CSE 6230, Fall 2013: Lab 8, Th Oct 24: SIMD for Image Processing and Computer Vision

In this lab you will practice profiling and compiler-assisted optimization on a real-world program. The lab will consist of two parts, and there is not distinction between in-class and out-of-class parts. You can also perform them in any order. In this lab you will optimize two image manipulation functions using SIMD intrinsics.

You may if you wish work in teams of two. To simplify our grading of your assignments, each person should submit his/her own assignment; however, all team members may submit identical code. Be sure to indicate with whom you worked by creating a README file as part of your submission.

Part 0: Getting started

Execute the following command to setup your environment and get the recent gcc (4.8.1), clang (3.3), and valgrind:

source /nethome/mdukhan3/install/

Fork the starting code for this lab and clone to get a local copy of repository.

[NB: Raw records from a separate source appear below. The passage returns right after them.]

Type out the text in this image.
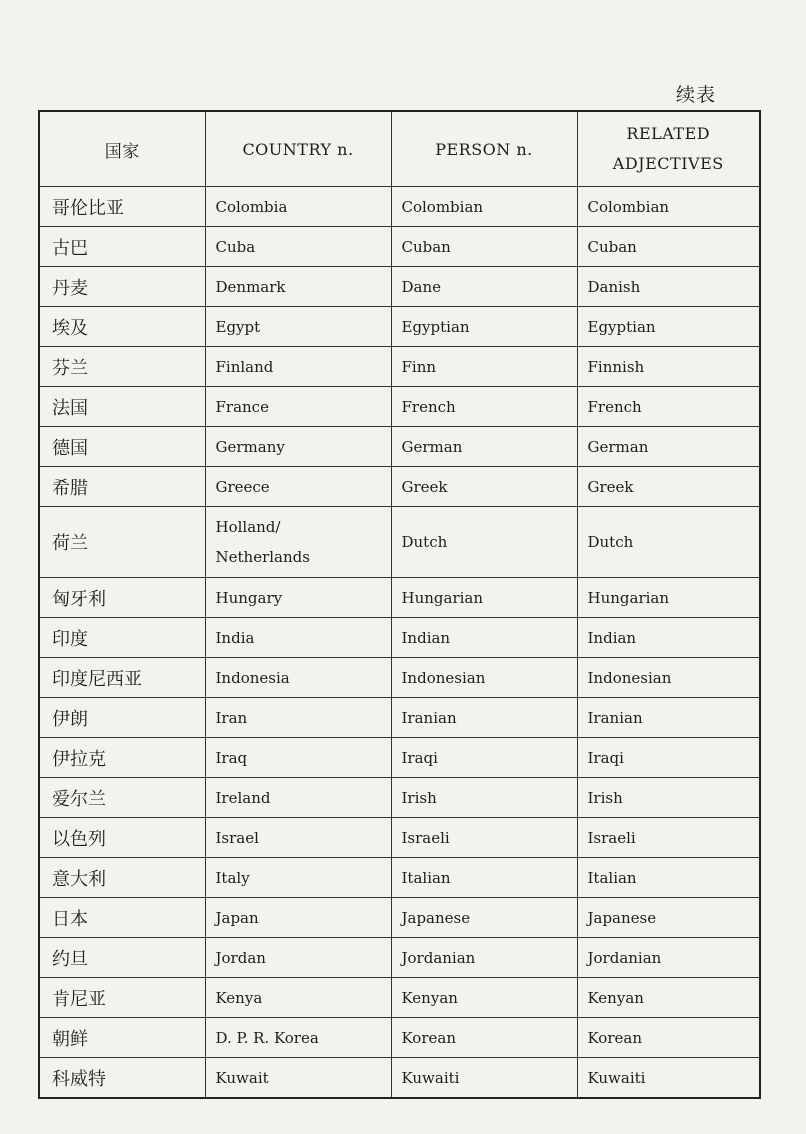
续表
国家	COUNTRY n.	PERSON n.	RELATED
ADJECTIVES

哥伦比亚	Colombia	Colombian	Colombian
古巴	Cuba	Cuban	Cuban
丹麦	Denmark	Dane	Danish
埃及	Egypt	Egyptian	Egyptian
芬兰	Finland	Finn	Finnish
法国	France	French	French
德国	Germany	German	German
希腊	Greece	Greek	Greek
荷兰	Holland/
Netherlands	Dutch	Dutch
匈牙利	Hungary	Hungarian	Hungarian
印度	India	Indian	Indian
印度尼西亚	Indonesia	Indonesian	Indonesian
伊朗	Iran	Iranian	Iranian
伊拉克	Iraq	Iraqi	Iraqi
爱尔兰	Ireland	Irish	Irish
以色列	Israel	Israeli	Israeli
意大利	Italy	Italian	Italian
日本	Japan	Japanese	Japanese
约旦	Jordan	Jordanian	Jordanian
肯尼亚	Kenya	Kenyan	Kenyan
朝鲜	D. P. R. Korea	Korean	Korean
科威特	Kuwait	Kuwaiti	Kuwaiti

The starting code implements naive versions of the algorithms to optimize, unit, and performance tests.

Part 1: Optimization of Image Integration

In this part you will optimize computation of integral image. Integral image is a modification of the source image where the value of each pixel is computed as the sum of values of all pixels to the left and to the top of its position. Integral image allows to compute the sum of pixels in any rectangular area using only four memory references, which is useful for computer vision algorithms.

Your task is to optimize the function integrate_image_optimized in image_simd.cpp. You are free to use any SIMD intrinsics, and compiler auto-vectorization options, but NOT multi-threading or CUDA.

Part 2: Optimization of Interleaved RGB to Grayscale Conversion

In this part we ask you to optimize conversion from interleaved RGB format to grayscale image representation.

Your task is to optimize the function convert_rgb_to_grayscale_optimized in image_simd.cpp. You are free to use any SIMD intrinsics, and compiler auto-vectorization options, but NOT multi-threading or CUDA.

Performance target

3000 or higher FPS (as measured on Jinx-login) guarantees A.

You may find useful for optimization the following facts:

  • Image width is a multiple of 8
  • Image height is a multiple of 2
  • Image buffers are aligned on 64 bytes

What to submit

  • Submit all changes to the code that you have made.
  • If you used non-standard (not g++) compiler or specified additional compiler flags, describe them in a README file. Otherwise your submission will be compiled with default parameters for grading.
  • Make sure your codes pass the unit tests and do not access the memory beyond array bounds (you can use valgrind to check that). If your optimized implementation fails the unit test or reports memory access errors in valgrind, default implementation will be used for grading.